Una massa di contadini polacchi cattolici, cominciò a prendere possesso forzatamente dei terreni ucraini. Se l’aristocrazia Ucraina accettò i nuovi arrivati e soprattutto la loro religione cattolica, la gran parte dei contadini ucraini non sopportava né l’oppressione dei polacchi né, essendo cristiani ortodossi, il loro cattolicesimo.
Così, si organizzarono in gruppi noti come cosacchi: contadini-guerrieri che lottavano contro i polacchi per la Libertà dell’Ucraina.
Inizialmente la confederazione polacco lituana, resasi conto dell’efficienza dei cosacchi, li arruolò all’interno del loro esercito regolare per difendere i confini del territorio, anche contro le pressioni della Russia. I cosacchi servirono fedelmente, soprattutto per evitare l’intromissione di nuove entità all’interno della zona.
Ma quando, dopo aver servito militarmente per la confederazione, chiesero nuovamente a gran voce l’autonomia, la confederazione polacco lituana li confinò a “Servi della gleba”, senza alcuna possibilità di riscatto.
Ricominciarono dunque le ribellioni da parte dei cosacchi, che nel frattempo si organizzarono in uno stato noto come Etmanato: nel 1648, i cosacchi si trovavano tuttavia in una situazione molto delicata. Non solo dovevano combattere contro i polacchi ma anche contro le intromissioni dei Turchi ottomani. Per questo motivo, pensarono di ottenere l’appoggio della nazione più potente del territorio, la Russia.

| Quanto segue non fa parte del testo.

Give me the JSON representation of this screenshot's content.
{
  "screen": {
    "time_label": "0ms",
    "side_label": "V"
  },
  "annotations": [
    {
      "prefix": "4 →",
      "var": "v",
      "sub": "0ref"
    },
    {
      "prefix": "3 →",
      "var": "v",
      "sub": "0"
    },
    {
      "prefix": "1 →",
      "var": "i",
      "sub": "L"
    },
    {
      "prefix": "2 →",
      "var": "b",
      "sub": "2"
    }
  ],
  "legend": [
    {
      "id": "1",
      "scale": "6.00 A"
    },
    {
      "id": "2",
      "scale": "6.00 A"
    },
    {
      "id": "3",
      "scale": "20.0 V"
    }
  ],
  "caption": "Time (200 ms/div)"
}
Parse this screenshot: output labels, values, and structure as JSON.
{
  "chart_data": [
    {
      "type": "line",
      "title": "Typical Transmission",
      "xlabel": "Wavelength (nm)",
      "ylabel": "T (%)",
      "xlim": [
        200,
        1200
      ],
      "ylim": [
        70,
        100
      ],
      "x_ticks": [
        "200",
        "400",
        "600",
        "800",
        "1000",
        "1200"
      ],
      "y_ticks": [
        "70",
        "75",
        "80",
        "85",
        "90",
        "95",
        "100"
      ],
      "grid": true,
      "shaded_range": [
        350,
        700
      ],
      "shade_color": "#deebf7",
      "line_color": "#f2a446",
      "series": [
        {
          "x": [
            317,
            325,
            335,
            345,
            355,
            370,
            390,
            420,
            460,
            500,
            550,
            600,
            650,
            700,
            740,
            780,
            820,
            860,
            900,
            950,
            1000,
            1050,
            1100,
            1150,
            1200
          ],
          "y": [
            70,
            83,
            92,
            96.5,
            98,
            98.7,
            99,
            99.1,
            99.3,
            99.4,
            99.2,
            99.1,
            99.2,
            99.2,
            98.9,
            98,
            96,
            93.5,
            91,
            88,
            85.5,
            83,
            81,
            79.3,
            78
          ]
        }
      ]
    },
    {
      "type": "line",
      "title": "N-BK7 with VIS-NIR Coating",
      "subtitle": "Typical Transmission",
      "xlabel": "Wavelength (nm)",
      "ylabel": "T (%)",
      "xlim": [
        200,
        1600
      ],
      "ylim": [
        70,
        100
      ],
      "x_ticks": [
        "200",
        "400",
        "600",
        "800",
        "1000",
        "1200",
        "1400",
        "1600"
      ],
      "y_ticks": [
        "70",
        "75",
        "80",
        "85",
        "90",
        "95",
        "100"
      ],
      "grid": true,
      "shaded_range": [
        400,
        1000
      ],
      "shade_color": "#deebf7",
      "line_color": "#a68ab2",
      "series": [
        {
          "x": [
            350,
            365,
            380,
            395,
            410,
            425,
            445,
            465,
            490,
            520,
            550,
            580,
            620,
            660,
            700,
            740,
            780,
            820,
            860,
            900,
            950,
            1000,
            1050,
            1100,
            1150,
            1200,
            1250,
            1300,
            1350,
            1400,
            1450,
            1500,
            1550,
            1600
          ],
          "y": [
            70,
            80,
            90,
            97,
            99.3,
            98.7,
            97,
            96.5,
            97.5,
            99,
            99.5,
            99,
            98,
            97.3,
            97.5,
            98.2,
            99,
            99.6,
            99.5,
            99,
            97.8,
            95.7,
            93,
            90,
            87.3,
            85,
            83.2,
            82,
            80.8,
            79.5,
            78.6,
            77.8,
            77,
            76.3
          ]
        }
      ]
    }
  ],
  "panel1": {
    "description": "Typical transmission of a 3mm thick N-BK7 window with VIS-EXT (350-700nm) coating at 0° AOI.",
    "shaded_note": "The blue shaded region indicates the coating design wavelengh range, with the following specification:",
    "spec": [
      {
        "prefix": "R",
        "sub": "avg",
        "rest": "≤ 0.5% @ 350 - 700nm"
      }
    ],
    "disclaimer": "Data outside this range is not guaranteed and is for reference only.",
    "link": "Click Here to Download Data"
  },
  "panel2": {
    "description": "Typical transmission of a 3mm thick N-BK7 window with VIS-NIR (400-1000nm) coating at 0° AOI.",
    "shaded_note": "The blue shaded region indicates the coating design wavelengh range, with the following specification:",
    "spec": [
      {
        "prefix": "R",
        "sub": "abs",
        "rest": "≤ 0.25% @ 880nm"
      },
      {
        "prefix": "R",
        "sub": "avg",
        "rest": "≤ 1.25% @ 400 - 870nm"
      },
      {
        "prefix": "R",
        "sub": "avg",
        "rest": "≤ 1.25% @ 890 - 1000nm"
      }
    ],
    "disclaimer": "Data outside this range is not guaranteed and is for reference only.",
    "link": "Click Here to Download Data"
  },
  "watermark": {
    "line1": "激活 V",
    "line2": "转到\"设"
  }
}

Con il Trattato di Peryeslav, i cosacchi giurarono fedeltà allo Zar Alessio I di Russia, in cambio di un appoggio nella lotta contro i polacchi. In questo modo, grazie all’apporto del nuovo potente alleato, si scatenarono altri 13 anni di guerra contro la confederazione polacco lituana.

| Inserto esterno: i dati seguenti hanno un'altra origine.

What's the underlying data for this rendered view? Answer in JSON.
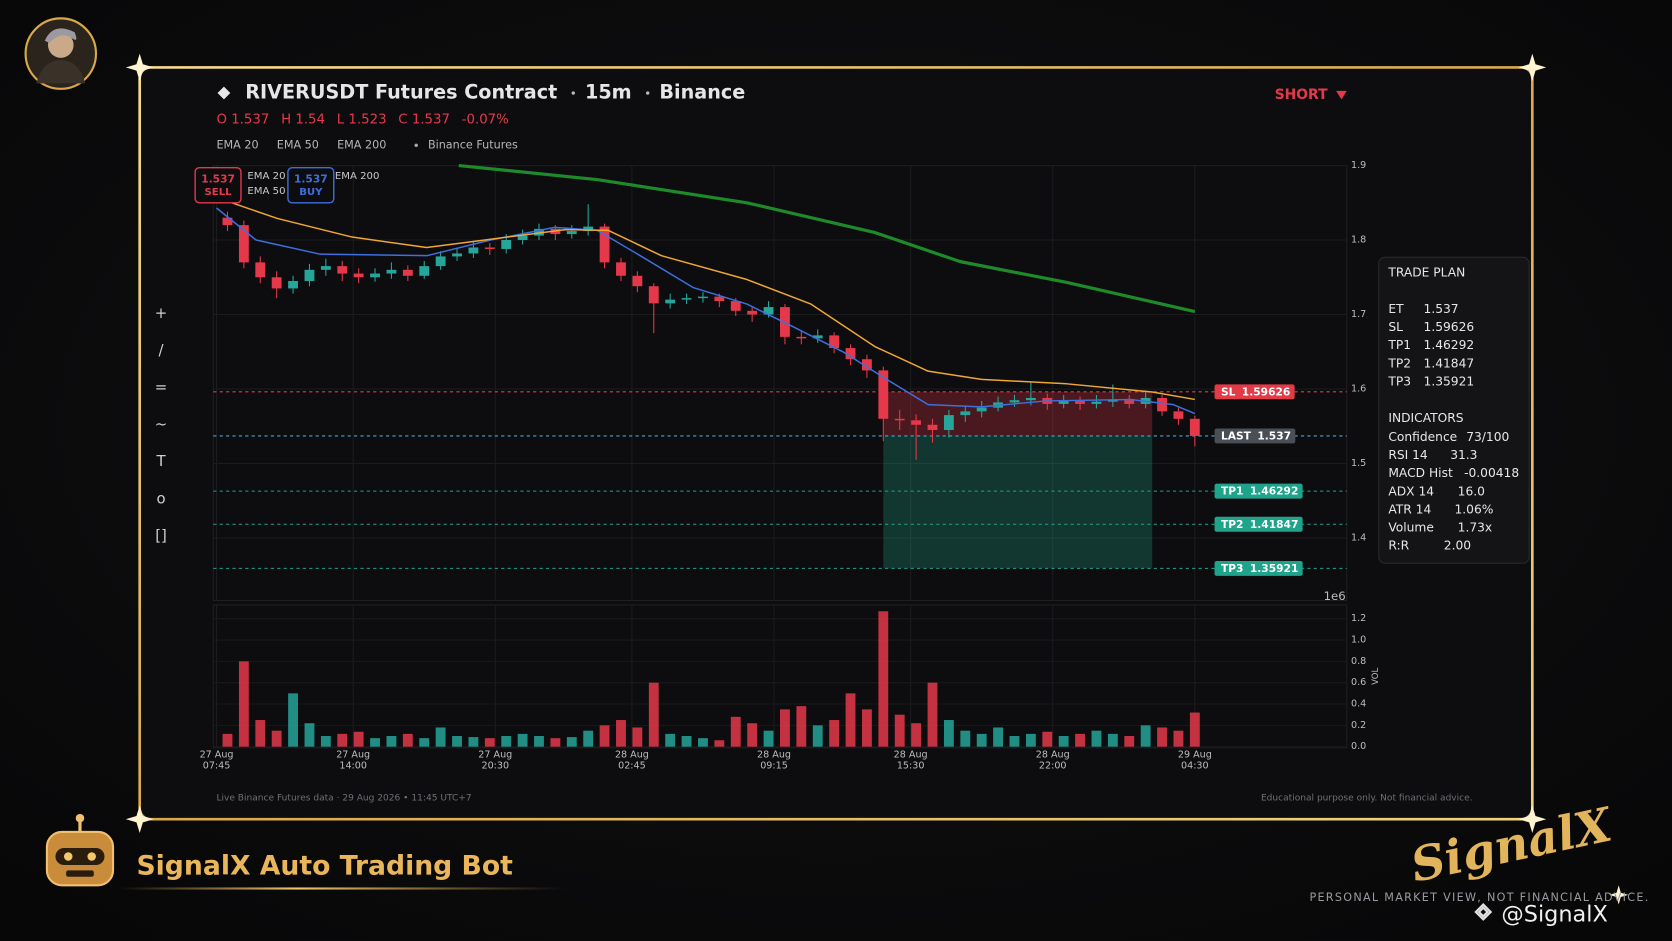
{
  "chart_data": {
    "type": "candlestick",
    "title": "RIVERUSDT Futures Contract",
    "interval": "15m",
    "exchange": "Binance",
    "side": "SHORT",
    "ohlc": [
      {
        "name": "O",
        "value": 1.537
      },
      {
        "name": "H",
        "value": 1.54
      },
      {
        "name": "L",
        "value": 1.523
      },
      {
        "name": "C",
        "value": 1.537
      }
    ],
    "change": {
      "value": -0.07,
      "label": "-0.07%"
    },
    "source": "Binance Futures",
    "buttons": [
      {
        "price": "1.537",
        "label": "SELL",
        "color": "#e5394b"
      },
      {
        "price": "1.537",
        "label": "BUY",
        "color": "#3d6fe0"
      }
    ],
    "toolbar": [
      "+",
      "/",
      "=",
      "~",
      "T",
      "o",
      "[]"
    ],
    "offset_label": "1e6",
    "up_color": "#26a69a",
    "down_color": "#e5394b",
    "grid": true,
    "xlim": [
      -0.15,
      51.7
    ],
    "xticks": [
      {
        "value": 0,
        "label": [
          "27 Aug",
          "07:45"
        ]
      },
      {
        "value": 6.25,
        "label": [
          "27 Aug",
          "14:00"
        ]
      },
      {
        "value": 12.75,
        "label": [
          "27 Aug",
          "20:30"
        ]
      },
      {
        "value": 19,
        "label": [
          "28 Aug",
          "02:45"
        ]
      },
      {
        "value": 25.5,
        "label": [
          "28 Aug",
          "09:15"
        ]
      },
      {
        "value": 31.75,
        "label": [
          "28 Aug",
          "15:30"
        ]
      },
      {
        "value": 38.25,
        "label": [
          "28 Aug",
          "22:00"
        ]
      },
      {
        "value": 44.75,
        "label": [
          "29 Aug",
          "04:30"
        ]
      }
    ],
    "ylim": [
      1.316,
      1.9
    ],
    "yticks": [
      1.4,
      1.5,
      1.6,
      1.7,
      1.8,
      1.9
    ],
    "x": [
      0.5,
      1.25,
      2,
      2.75,
      3.5,
      4.25,
      5,
      5.75,
      6.5,
      7.25,
      8,
      8.75,
      9.5,
      10.25,
      11,
      11.75,
      12.5,
      13.25,
      14,
      14.75,
      15.5,
      16.25,
      17,
      17.75,
      18.5,
      19.25,
      20,
      20.75,
      21.5,
      22.25,
      23,
      23.75,
      24.5,
      25.25,
      26,
      26.75,
      27.5,
      28.25,
      29,
      29.75,
      30.5,
      31.25,
      32,
      32.75,
      33.5,
      34.25,
      35,
      35.75,
      36.5,
      37.25,
      38,
      38.75,
      39.5,
      40.25,
      41,
      41.75,
      42.5,
      43.25,
      44,
      44.75
    ],
    "candles": [
      [
        1.83,
        1.838,
        1.812,
        1.82
      ],
      [
        1.82,
        1.826,
        1.762,
        1.77
      ],
      [
        1.77,
        1.778,
        1.742,
        1.75
      ],
      [
        1.75,
        1.758,
        1.722,
        1.735
      ],
      [
        1.735,
        1.752,
        1.728,
        1.745
      ],
      [
        1.745,
        1.768,
        1.738,
        1.76
      ],
      [
        1.76,
        1.775,
        1.752,
        1.765
      ],
      [
        1.765,
        1.772,
        1.745,
        1.755
      ],
      [
        1.755,
        1.762,
        1.742,
        1.75
      ],
      [
        1.75,
        1.762,
        1.744,
        1.755
      ],
      [
        1.755,
        1.77,
        1.748,
        1.76
      ],
      [
        1.76,
        1.766,
        1.745,
        1.752
      ],
      [
        1.752,
        1.772,
        1.748,
        1.765
      ],
      [
        1.765,
        1.785,
        1.76,
        1.778
      ],
      [
        1.778,
        1.79,
        1.772,
        1.782
      ],
      [
        1.782,
        1.798,
        1.776,
        1.79
      ],
      [
        1.79,
        1.796,
        1.78,
        1.788
      ],
      [
        1.788,
        1.808,
        1.782,
        1.8
      ],
      [
        1.8,
        1.814,
        1.794,
        1.806
      ],
      [
        1.806,
        1.822,
        1.8,
        1.815
      ],
      [
        1.815,
        1.82,
        1.8,
        1.808
      ],
      [
        1.808,
        1.82,
        1.802,
        1.812
      ],
      [
        1.812,
        1.848,
        1.806,
        1.818
      ],
      [
        1.818,
        1.822,
        1.762,
        1.77
      ],
      [
        1.77,
        1.776,
        1.745,
        1.752
      ],
      [
        1.752,
        1.758,
        1.73,
        1.738
      ],
      [
        1.738,
        1.742,
        1.675,
        1.715
      ],
      [
        1.715,
        1.728,
        1.708,
        1.72
      ],
      [
        1.72,
        1.728,
        1.714,
        1.722
      ],
      [
        1.722,
        1.73,
        1.716,
        1.724
      ],
      [
        1.724,
        1.728,
        1.71,
        1.718
      ],
      [
        1.718,
        1.722,
        1.698,
        1.705
      ],
      [
        1.705,
        1.71,
        1.69,
        1.7
      ],
      [
        1.7,
        1.718,
        1.696,
        1.71
      ],
      [
        1.71,
        1.714,
        1.66,
        1.67
      ],
      [
        1.67,
        1.678,
        1.66,
        1.668
      ],
      [
        1.668,
        1.68,
        1.662,
        1.672
      ],
      [
        1.672,
        1.676,
        1.648,
        1.655
      ],
      [
        1.655,
        1.66,
        1.632,
        1.64
      ],
      [
        1.64,
        1.646,
        1.615,
        1.625
      ],
      [
        1.625,
        1.63,
        1.53,
        1.56
      ],
      [
        1.56,
        1.572,
        1.545,
        1.558
      ],
      [
        1.558,
        1.566,
        1.505,
        1.552
      ],
      [
        1.552,
        1.56,
        1.528,
        1.545
      ],
      [
        1.545,
        1.572,
        1.535,
        1.565
      ],
      [
        1.565,
        1.578,
        1.556,
        1.57
      ],
      [
        1.57,
        1.584,
        1.562,
        1.575
      ],
      [
        1.575,
        1.59,
        1.57,
        1.582
      ],
      [
        1.582,
        1.592,
        1.576,
        1.585
      ],
      [
        1.585,
        1.61,
        1.578,
        1.588
      ],
      [
        1.588,
        1.594,
        1.572,
        1.58
      ],
      [
        1.58,
        1.592,
        1.574,
        1.584
      ],
      [
        1.584,
        1.59,
        1.572,
        1.58
      ],
      [
        1.58,
        1.592,
        1.574,
        1.583
      ],
      [
        1.583,
        1.606,
        1.576,
        1.585
      ],
      [
        1.585,
        1.592,
        1.574,
        1.58
      ],
      [
        1.58,
        1.598,
        1.574,
        1.588
      ],
      [
        1.588,
        1.592,
        1.564,
        1.57
      ],
      [
        1.57,
        1.575,
        1.552,
        1.56
      ],
      [
        1.56,
        1.564,
        1.523,
        1.537
      ]
    ],
    "series": [
      {
        "name": "EMA 20",
        "color": "#3d6fe0",
        "x": [
          0,
          1.81,
          4.74,
          9.62,
          12.54,
          15.47,
          17.42,
          19.38,
          21.82,
          24.26,
          26.21,
          28.65,
          30.6,
          32.55,
          34.99,
          37.92,
          41.82,
          43.77,
          44.75
        ],
        "values": [
          1.843,
          1.8,
          1.781,
          1.779,
          1.8,
          1.817,
          1.813,
          1.779,
          1.736,
          1.714,
          1.686,
          1.65,
          1.614,
          1.579,
          1.576,
          1.584,
          1.586,
          1.579,
          1.567
        ]
      },
      {
        "name": "EMA 50",
        "color": "#f0a732",
        "x": [
          0,
          2.78,
          6.2,
          9.61,
          12.54,
          15.96,
          17.91,
          20.35,
          24.26,
          27.19,
          30.11,
          32.55,
          34.99,
          38.89,
          42.8,
          44.75
        ],
        "values": [
          1.857,
          1.829,
          1.804,
          1.79,
          1.801,
          1.814,
          1.813,
          1.779,
          1.747,
          1.714,
          1.657,
          1.624,
          1.613,
          1.607,
          1.596,
          1.586
        ]
      },
      {
        "name": "EMA 200",
        "color": "#1f8a2a",
        "x": [
          11.08,
          17.44,
          24.26,
          30.12,
          34.02,
          38.9,
          44.75
        ],
        "values": [
          1.9,
          1.881,
          1.85,
          1.81,
          1.771,
          1.743,
          1.704
        ]
      }
    ],
    "levels": [
      {
        "name": "SL",
        "value": 1.59626,
        "color": "#e23a46",
        "line": "#e5394b"
      },
      {
        "name": "LAST",
        "value": 1.537,
        "color": "#4a4f57",
        "line": "#3fa9d6"
      },
      {
        "name": "TP1",
        "value": 1.46292,
        "color": "#1fa38a",
        "line": "#1fa38a"
      },
      {
        "name": "TP2",
        "value": 1.41847,
        "color": "#1fa38a",
        "line": "#1fa38a"
      },
      {
        "name": "TP3",
        "value": 1.35921,
        "color": "#1fa38a",
        "line": "#1fa38a"
      }
    ],
    "trade_zone": {
      "x": [
        30.5,
        42.8
      ]
    },
    "volume": {
      "label": "VOL",
      "ylim": [
        0,
        1.33
      ],
      "yticks": [
        {
          "value": 0,
          "label": "0.0"
        },
        0.2,
        0.4,
        0.6,
        0.8,
        {
          "value": 1,
          "label": "1.0"
        },
        1.2
      ],
      "values": [
        0.12,
        0.8,
        0.25,
        0.15,
        0.5,
        0.22,
        0.1,
        0.12,
        0.14,
        0.08,
        0.1,
        0.12,
        0.08,
        0.18,
        0.1,
        0.09,
        0.08,
        0.1,
        0.12,
        0.1,
        0.08,
        0.09,
        0.15,
        0.2,
        0.25,
        0.18,
        0.6,
        0.12,
        0.1,
        0.08,
        0.06,
        0.28,
        0.22,
        0.15,
        0.35,
        0.38,
        0.2,
        0.25,
        0.5,
        0.35,
        1.27,
        0.3,
        0.22,
        0.6,
        0.25,
        0.15,
        0.12,
        0.18,
        0.1,
        0.12,
        0.14,
        0.1,
        0.12,
        0.15,
        0.12,
        0.1,
        0.2,
        0.18,
        0.15,
        0.32
      ]
    },
    "trade_plan": {
      "title": "TRADE PLAN",
      "rows": [
        [
          "ET",
          "1.537"
        ],
        [
          "SL",
          "1.59626"
        ],
        [
          "TP1",
          "1.46292"
        ],
        [
          "TP2",
          "1.41847"
        ],
        [
          "TP3",
          "1.35921"
        ]
      ],
      "indicators_title": "INDICATORS",
      "indicators": [
        [
          "Confidence",
          "73/100"
        ],
        [
          "RSI 14",
          "31.3"
        ],
        [
          "MACD Hist",
          "-0.00418"
        ],
        [
          "ADX 14",
          "16.0"
        ],
        [
          "ATR 14",
          "1.06%"
        ],
        [
          "Volume",
          "1.73x"
        ],
        [
          "R:R",
          "2.00"
        ]
      ]
    },
    "footer_left": "Live Binance Futures data  ·  29 Aug 2026 • 11:45 UTC+7",
    "footer_right": "Educational purpose only. Not financial advice."
  },
  "branding": {
    "bot_name": "SignalX Auto Trading Bot",
    "logo": "SignalX",
    "tagline": "PERSONAL MARKET VIEW, NOT FINANCIAL ADVICE.",
    "handle": "@SignalX"
  }
}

Tuttavia, al termine del conflitto, la federazione polacco lituana prese l’iniziativa: venne dunque organizzato un accordo tra polacchi, lituani e russi, dove i cosacchi non vennero nemmeno invitati a partecipare. In quella situazione, il territorio venne spartito secondo le esigenze delle grandi potenze. La Russia ottenne il controllo della parte orientale, polacchi e lituani mantennero il potere sulla zona più occidentale dell’ Ucraina mentre l’Etmanato autonomo dei cosacchi venne riconosciuto come indipendente.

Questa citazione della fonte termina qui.